3.4. DOS/PDOS Analysis: Electronic Structure Depending on Phosphine Substituents

Figure 4 compares the total and projected densities of states (DOS/PDOS) for two Fe–CO₂ complexes containing diphosphines with either electron-donating (methyl, EDG, top) or electron-withdrawing (trifluoromethyl, EWG, bottom) substituents. The dashed line marks the HOMO edge, and representative HOMO–1/HOMO/LUMO isosurfaces are shown.

Figure 4. DOS/PDOS plots with selected molecular orbitals of Fe(dmpe)₂(CO₂) (top) and Fe(dtfmpe)₂(CO₂) (bottom).

Replacing EDGs by EWGs shifts the Fe-centered PDOS envelope to lower energies relative to the Fermi-level ($E_F$). This stabilization of the d-manifold is the expected response to reduced $\sigma$ donation and enhanced ligand electronegativity. Conversely, EDGs raise the metal d levels, rendering the Fe center more electron-rich. Near the frontier region, the overlap of Fe (red) and CO₂ (blue) PDOS is markedly larger for EDGs. In the EDG complex, the carbon dioxide intensity that appears in the LUMO region tracks with a non-negligible red (Fe) contribution, and the LUMO isosurface shows clear mixing of Fe d with the CO₂${\pi }^{*})$ framework. In contrast, for EWGs, the blue peak nearest to the LUMO is weaker and less coincident with Fe intensity; the LUMO is more ligand-localized with the diminished Fe admixture.

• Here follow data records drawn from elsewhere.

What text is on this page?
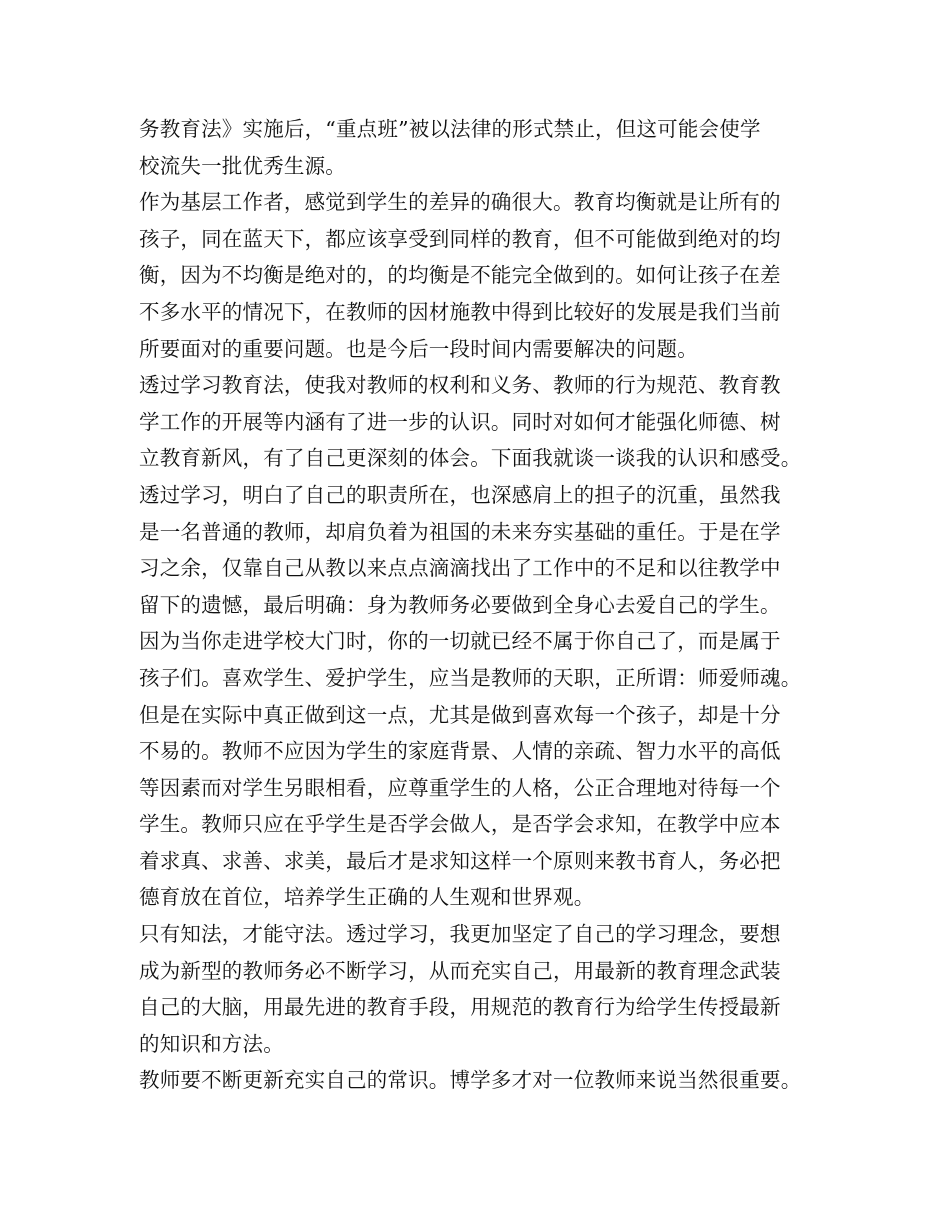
务教育法》实施后，“重点班”被以法律的形式禁止，但这可能会使学
校流失一批优秀生源。
作为基层工作者，感觉到学生的差异的确很大。教育均衡就是让所有的
孩子，同在蓝天下，都应该享受到同样的教育，但不可能做到绝对的均
衡，因为不均衡是绝对的，的均衡是不能完全做到的。如何让孩子在差
不多水平的情况下，在教师的因材施教中得到比较好的发展是我们当前
所要面对的重要问题。也是今后一段时间内需要解决的问题。
透过学习教育法，使我对教师的权利和义务、教师的行为规范、教育教
学工作的开展等内涵有了进一步的认识。同时对如何才能强化师德、树
立教育新风，有了自己更深刻的体会。下面我就谈一谈我的认识和感受。
透过学习，明白了自己的职责所在，也深感肩上的担子的沉重，虽然我
是一名普通的教师，却肩负着为祖国的未来夯实基础的重任。于是在学
习之余，仅靠自己从教以来点点滴滴找出了工作中的不足和以往教学中
留下的遗憾，最后明确：身为教师务必要做到全身心去爱自己的学生。
因为当你走进学校大门时，你的一切就已经不属于你自己了，而是属于
孩子们。喜欢学生、爱护学生，应当是教师的天职，正所谓：师爱师魂。
但是在实际中真正做到这一点，尤其是做到喜欢每一个孩子，却是十分
不易的。教师不应因为学生的家庭背景、人情的亲疏、智力水平的高低
等因素而对学生另眼相看，应尊重学生的人格，公正合理地对待每一个
学生。教师只应在乎学生是否学会做人，是否学会求知，在教学中应本
着求真、求善、求美，最后才是求知这样一个原则来教书育人，务必把
德育放在首位，培养学生正确的人生观和世界观。
只有知法，才能守法。透过学习，我更加坚定了自己的学习理念，要想
成为新型的教师务必不断学习，从而充实自己，用最新的教育理念武装
自己的大脑，用最先进的教育手段，用规范的教育行为给学生传授最新
的知识和方法。
教师要不断更新充实自己的常识。博学多才对一位教师来说当然很重要。
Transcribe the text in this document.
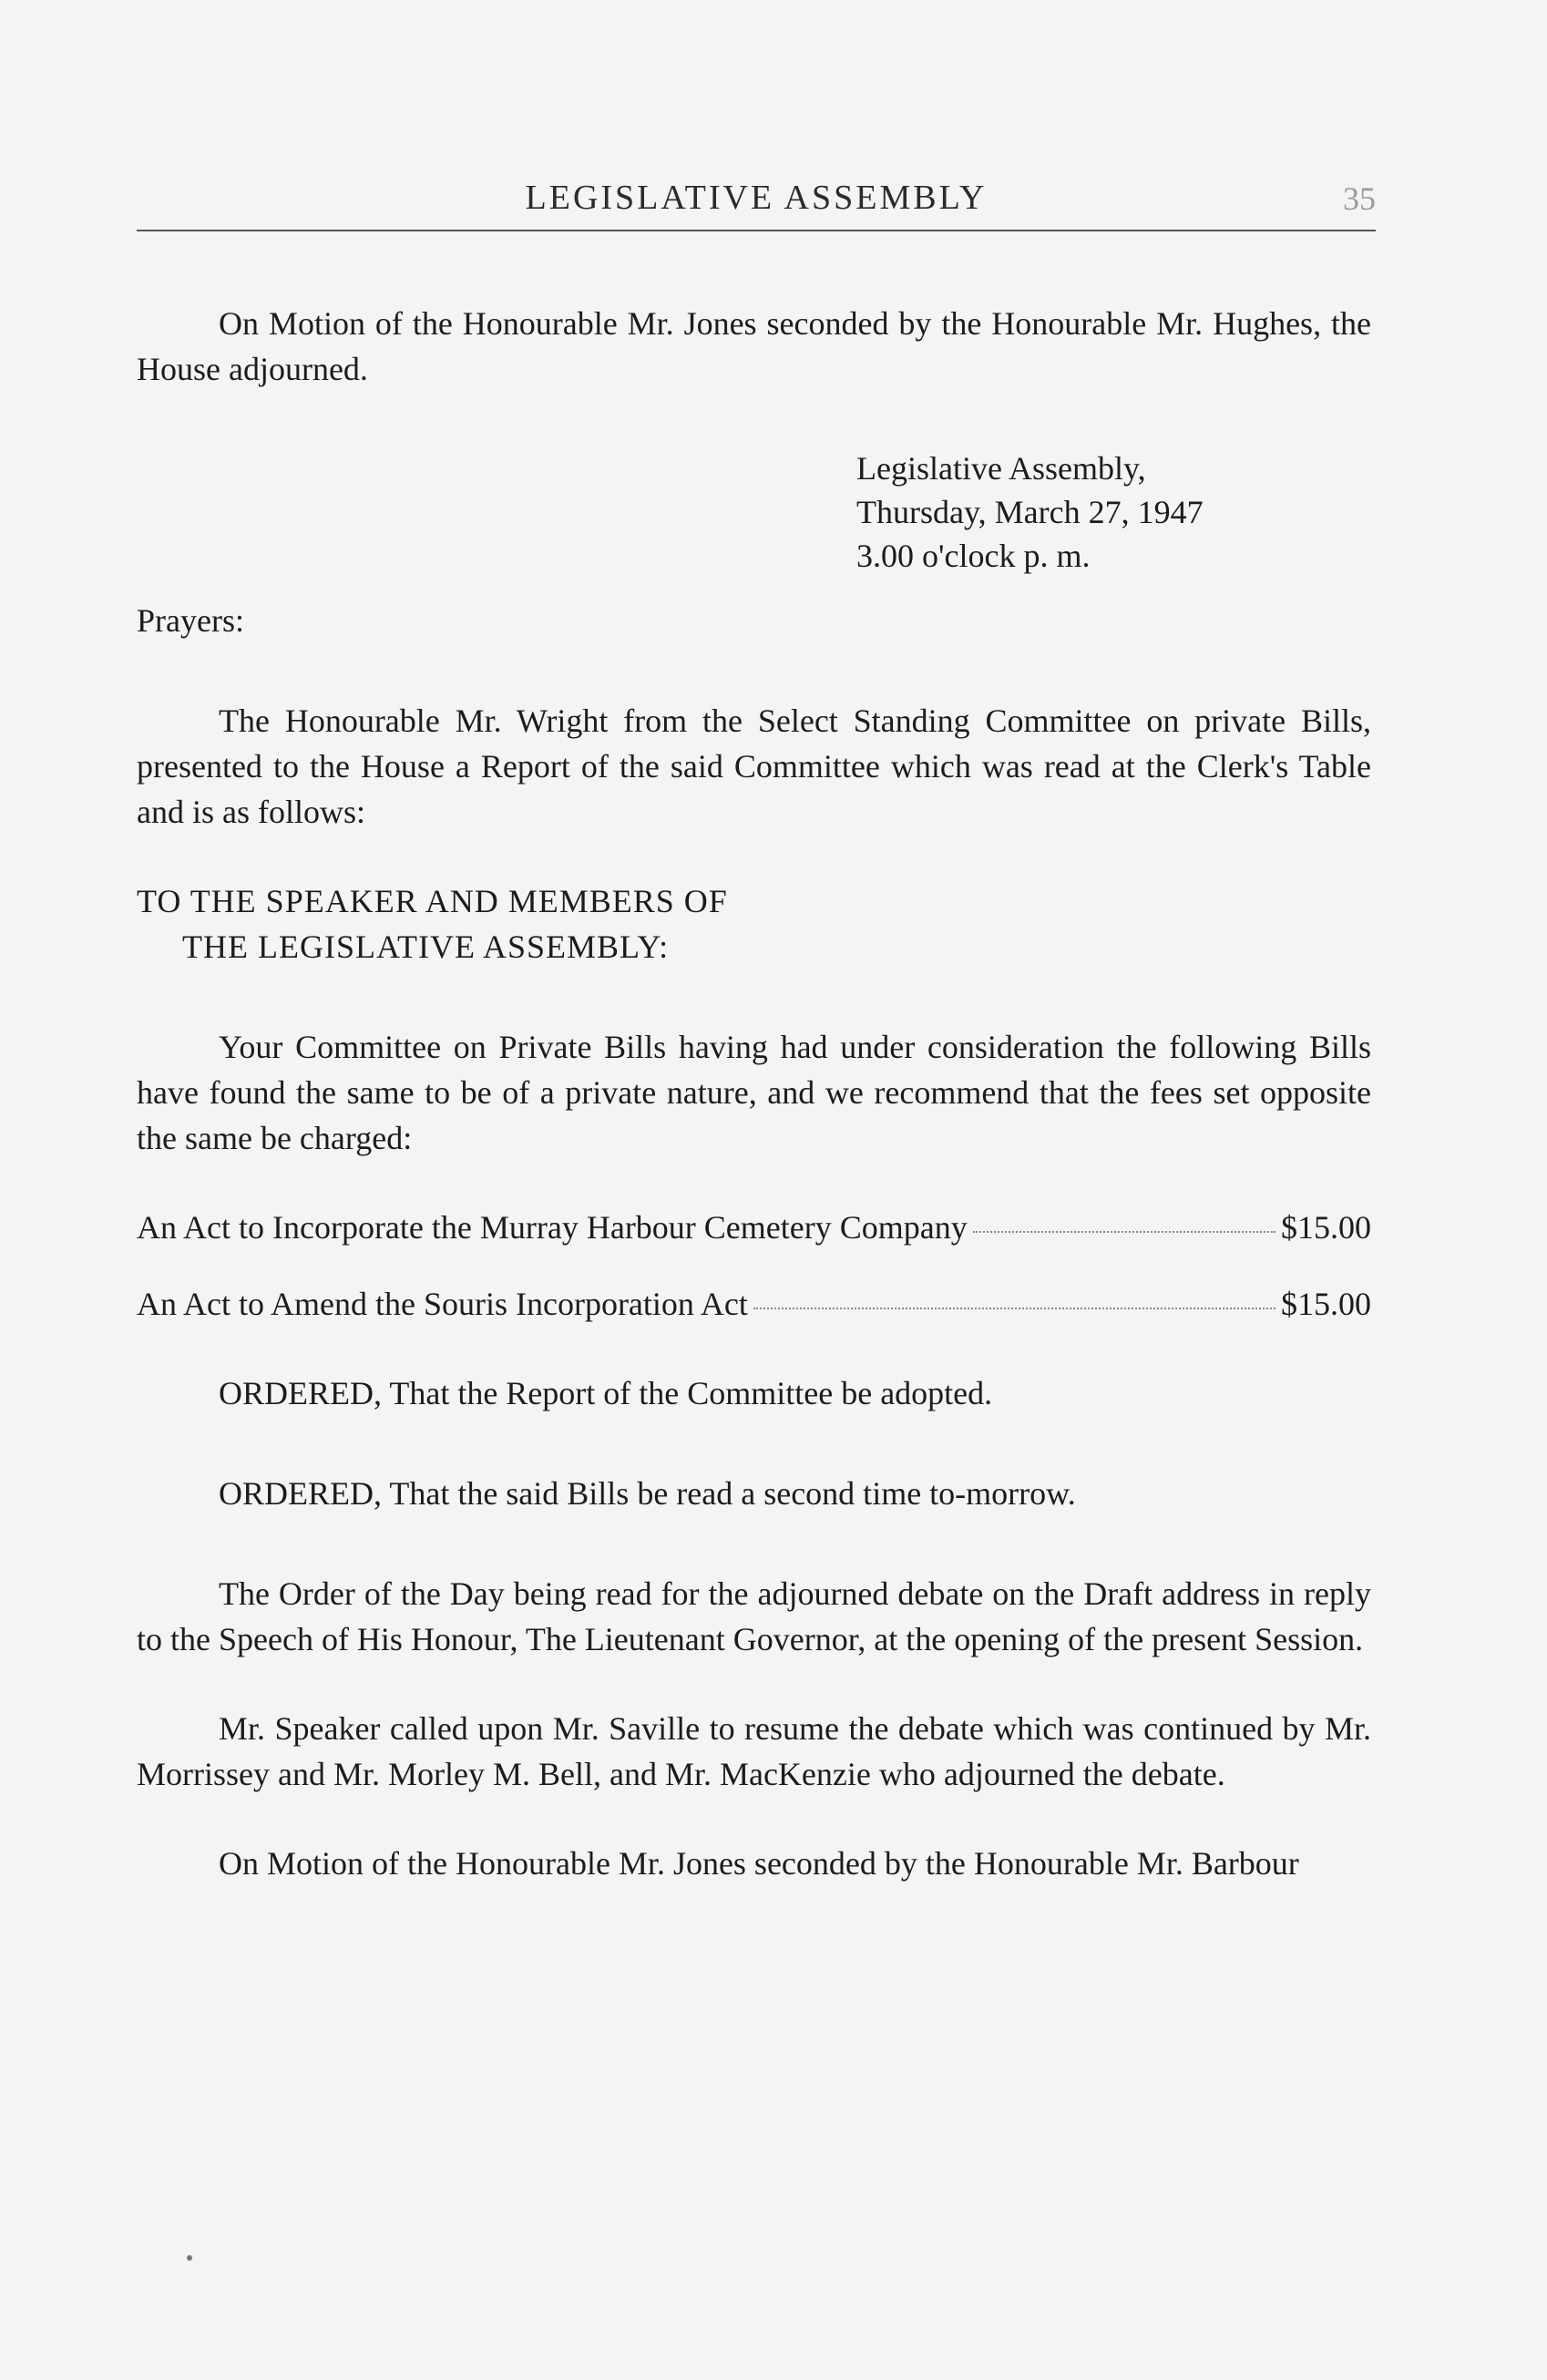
LEGISLATIVE ASSEMBLY	35

On Motion of the Honourable Mr. Jones seconded by the Honourable Mr. Hughes, the House adjourned.

Legislative Assembly,
Thursday, March 27, 1947
3.00 o'clock p. m.

Prayers:

The Honourable Mr. Wright from the Select Standing Committee on private Bills, presented to the House a Report of the said Committee which was read at the Clerk's Table and is as follows:

TO THE SPEAKER AND MEMBERS OF
THE LEGISLATIVE ASSEMBLY:

Your Committee on Private Bills having had under consideration the following Bills have found the same to be of a private nature, and we recommend that the fees set opposite the same be charged:

An Act to Incorporate the Murray Harbour Cemetery Company	$15.00
An Act to Amend the Souris Incorporation Act	$15.00

ORDERED, That the Report of the Committee be adopted.

ORDERED, That the said Bills be read a second time to-morrow.

The Order of the Day being read for the adjourned debate on the Draft address in reply to the Speech of His Honour, The Lieutenant Governor, at the opening of the present Session.

Mr. Speaker called upon Mr. Saville to resume the debate which was continued by Mr. Morrissey and Mr. Morley M. Bell, and Mr. MacKenzie who adjourned the debate.

On Motion of the Honourable Mr. Jones seconded by the Honourable Mr. Barbour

Stronger back-donation (EDG case) implies a more activated CO₂: greater O–C–O bending, longer C–O bonds, and a lower $\nu$(C=O) stretching frequency. The EWG complex should display the opposite: less bending/elongation and higher $\nu$(C=O). These trends are consistent with the qualitative frontier-orbital pictures shown (HOMO/HOMO-1 bearing more Fe–phosphine character, LUMO with larger CO₂${\pi }^{*})$ weight for EDGs).

4. Conclusions

This study highlights the critical role of transition metal identity and phosphine ligand effects in CO₂ activation. The Fe(0) complexes demonstrated the strongest CO₂ activation, as evidenced by the significant elongation of C=O bonds, high charge transfer, and substantial $\pi$-backdonation. In contrast, Pd(0) complexes exhibited the weakest CO₂ activation, indicating limited catalytic potential for CO₂ reduction. Pt(0) complexes displayed an intermediate degree of activation, suggesting their potential for selective CO₂ functionalization. Furthermore, the choice of a phosphine ligand was shown to be crucial, with electron-donating phosphines enhancing CO₂ activation, whereas electron-withdrawing phosphines weakened the metal–CO₂ interaction. These findings provide valuable insights for designing transition metal catalysts optimized for CO₂ reduction and conversion, contributing to the advancement of sustainable chemistry.